De Johannes Wier Stichting ontleent haar naam aan een Brabantse arts, Jan Wier of Johannes Wier of Weyer
Johannes Wier werd in 1515 of 1516 te Grave geboren als zoon van een handelaar in hop. Hij groeide op in Grave en ging later naar school in ‘s-Hertogenbosch. Op ongeveer 14-jarige leeftijd werd hij leerling van Hendrik Cornelis Agrippa von Nettesheim te Antwerpen, waar hij ook inwoonde. Agrippa was humanist, een typische Renaissance-geleerde en bevriend met Erasmus.
In 1534 reist Johannes Wier naar Parijs om geneeskunde te studeren en rond 1538 vestigt hij zich in zijn geboorteplaats Grave als arts. In 1545 word Wier stadsgeneesheer te Arnhem. In 1548 vraagt men hem om advies als een groot aantal door hekserij getroffen mensen naar Arnhem komt. Zijn belangstelling voor het heksenprobleem dateert waarschijnlijk van die tijd.
Heksenprobleem
In 1550 word Wier hofarts in Kleef waar een verdraagzame Erasmiaanse geest heerst. Vele geleerde politieke of religieuze vluchtelingen vinden hier een nieuwe woonplaats, zowel protestanten als katholieken. Door zijn verblijf aan het hof heeft Wier de tijd om ‘De Praestigiis Daemonum et Incantationibus ac Veneficiis’ te schrijven (‘Over de Bedriegerijen van de Duivel en Betoveringen en Vergiftigingen’), een werk met een filosofische, medische en juridische inhoud.
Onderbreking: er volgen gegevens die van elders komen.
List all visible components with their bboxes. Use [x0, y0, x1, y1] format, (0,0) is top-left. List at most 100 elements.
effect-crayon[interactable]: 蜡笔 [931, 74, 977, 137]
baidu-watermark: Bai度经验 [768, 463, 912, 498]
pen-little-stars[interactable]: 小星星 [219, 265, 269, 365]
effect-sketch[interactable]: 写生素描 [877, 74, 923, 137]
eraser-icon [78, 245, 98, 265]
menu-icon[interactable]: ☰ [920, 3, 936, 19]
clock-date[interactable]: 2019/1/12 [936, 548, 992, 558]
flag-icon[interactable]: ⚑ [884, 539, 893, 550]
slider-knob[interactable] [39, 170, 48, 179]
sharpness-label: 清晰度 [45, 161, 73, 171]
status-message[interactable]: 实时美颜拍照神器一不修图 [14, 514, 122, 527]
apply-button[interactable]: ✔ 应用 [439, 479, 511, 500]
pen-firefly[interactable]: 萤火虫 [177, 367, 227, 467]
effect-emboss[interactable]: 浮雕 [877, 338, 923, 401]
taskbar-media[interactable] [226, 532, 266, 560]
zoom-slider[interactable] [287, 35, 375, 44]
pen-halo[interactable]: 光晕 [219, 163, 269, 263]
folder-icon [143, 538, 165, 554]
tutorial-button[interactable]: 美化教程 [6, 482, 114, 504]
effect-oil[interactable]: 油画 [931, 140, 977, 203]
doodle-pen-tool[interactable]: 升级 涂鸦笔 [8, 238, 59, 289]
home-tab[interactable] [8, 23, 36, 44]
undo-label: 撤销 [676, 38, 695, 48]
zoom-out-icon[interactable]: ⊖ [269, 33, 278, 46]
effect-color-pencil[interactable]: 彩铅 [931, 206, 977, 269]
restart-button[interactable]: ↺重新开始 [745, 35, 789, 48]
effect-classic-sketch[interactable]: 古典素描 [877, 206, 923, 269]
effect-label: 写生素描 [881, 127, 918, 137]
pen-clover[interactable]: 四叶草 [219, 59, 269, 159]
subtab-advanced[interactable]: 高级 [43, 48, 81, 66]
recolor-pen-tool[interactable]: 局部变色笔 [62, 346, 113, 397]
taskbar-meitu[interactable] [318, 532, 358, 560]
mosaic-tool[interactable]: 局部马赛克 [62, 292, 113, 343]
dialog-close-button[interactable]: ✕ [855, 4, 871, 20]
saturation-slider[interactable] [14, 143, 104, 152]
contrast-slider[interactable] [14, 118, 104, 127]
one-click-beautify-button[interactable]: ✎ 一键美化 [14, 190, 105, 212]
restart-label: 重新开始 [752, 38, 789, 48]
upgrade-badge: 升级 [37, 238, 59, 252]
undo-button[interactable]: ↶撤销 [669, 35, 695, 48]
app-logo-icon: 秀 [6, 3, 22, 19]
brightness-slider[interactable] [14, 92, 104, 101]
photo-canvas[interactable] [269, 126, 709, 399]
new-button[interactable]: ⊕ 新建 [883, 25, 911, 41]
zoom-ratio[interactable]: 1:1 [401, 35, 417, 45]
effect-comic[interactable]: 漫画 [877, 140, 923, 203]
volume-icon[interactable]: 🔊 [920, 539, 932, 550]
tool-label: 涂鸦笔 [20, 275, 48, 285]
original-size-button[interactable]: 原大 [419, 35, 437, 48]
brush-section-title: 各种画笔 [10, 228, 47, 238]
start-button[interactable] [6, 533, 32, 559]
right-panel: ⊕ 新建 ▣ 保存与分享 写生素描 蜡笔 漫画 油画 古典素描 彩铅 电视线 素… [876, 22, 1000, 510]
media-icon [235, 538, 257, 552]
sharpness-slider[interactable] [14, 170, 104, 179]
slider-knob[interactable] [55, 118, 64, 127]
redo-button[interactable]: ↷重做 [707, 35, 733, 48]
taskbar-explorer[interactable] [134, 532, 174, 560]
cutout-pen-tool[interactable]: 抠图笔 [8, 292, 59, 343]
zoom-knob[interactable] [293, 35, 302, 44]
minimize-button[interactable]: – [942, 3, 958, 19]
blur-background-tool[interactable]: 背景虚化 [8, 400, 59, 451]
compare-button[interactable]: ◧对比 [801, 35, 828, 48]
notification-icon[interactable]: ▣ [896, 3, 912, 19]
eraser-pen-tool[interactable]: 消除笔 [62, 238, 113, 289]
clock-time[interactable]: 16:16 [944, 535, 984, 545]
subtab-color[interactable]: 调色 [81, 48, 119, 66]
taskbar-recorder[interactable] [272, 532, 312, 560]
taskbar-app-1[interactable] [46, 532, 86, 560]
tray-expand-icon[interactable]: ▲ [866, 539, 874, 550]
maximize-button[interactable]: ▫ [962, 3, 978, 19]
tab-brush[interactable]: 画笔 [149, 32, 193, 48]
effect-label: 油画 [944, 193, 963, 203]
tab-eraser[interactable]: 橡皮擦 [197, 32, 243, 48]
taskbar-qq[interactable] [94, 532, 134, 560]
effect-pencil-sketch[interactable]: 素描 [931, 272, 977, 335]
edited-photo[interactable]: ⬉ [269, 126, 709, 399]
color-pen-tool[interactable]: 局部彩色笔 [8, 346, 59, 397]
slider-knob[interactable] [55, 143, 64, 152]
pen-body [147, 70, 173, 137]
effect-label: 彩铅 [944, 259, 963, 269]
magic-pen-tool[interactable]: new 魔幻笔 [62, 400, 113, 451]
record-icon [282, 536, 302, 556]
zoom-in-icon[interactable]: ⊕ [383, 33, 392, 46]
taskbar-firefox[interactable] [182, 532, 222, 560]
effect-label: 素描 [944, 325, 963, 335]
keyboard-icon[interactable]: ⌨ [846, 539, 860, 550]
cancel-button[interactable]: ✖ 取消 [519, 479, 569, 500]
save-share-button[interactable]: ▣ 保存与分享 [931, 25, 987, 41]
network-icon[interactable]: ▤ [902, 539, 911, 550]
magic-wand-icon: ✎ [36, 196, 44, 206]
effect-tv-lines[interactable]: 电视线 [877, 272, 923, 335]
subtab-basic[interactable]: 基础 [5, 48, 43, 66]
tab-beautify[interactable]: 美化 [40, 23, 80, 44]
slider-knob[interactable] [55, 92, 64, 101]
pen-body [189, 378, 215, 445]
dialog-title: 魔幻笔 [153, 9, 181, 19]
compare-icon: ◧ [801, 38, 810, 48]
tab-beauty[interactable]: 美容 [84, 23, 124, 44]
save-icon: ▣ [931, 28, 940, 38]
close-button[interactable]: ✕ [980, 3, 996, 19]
Het oorspronkelijk plan van Wier was een geneeskundig werk te schrijven met als doel richtlijnen aan te geven hoe de geneeskunde te zuiveren van vele onwetenschappelijke praktijken. Bij het verzamelen en bestuderen van de onderwerpen ontdekte Wier echter een veel groter en hiermee samenhangend kwaad, het heksenprobleem. Hij verdiepte zich in het heksenprobleem en de daarbij voorkomende wreedheden. Hij richtte zich vooral tegen de ‘Malleus Maleficarum’, een door inquisiteurs geschreven boek dat het heksenprobleem en de rechtspraak daarvan behandelt. Marteling speelt in dit boek een belangrijke rol.
Marteling
Hekserij was in die tijd een vreselijke misdaad en de aangeklaagde een speelbal van beulen en rechters. Wier beschouwt in zijn boek het probleem van bezetenheid (en hekserij) van o.a. medische en juridische zijde. Volgens Wier kan men de heksen niet vervolgen omdat zij dikwijls bekentenissen doen onder vreselijke marteling, waar men geen waarde aan kan hechten en omdat het dikwijls zieke en oude vrouwen zijn, die handelen onder de invloed van de duivel en die dus ‘ontoerekeningsvatbaar’ zijn.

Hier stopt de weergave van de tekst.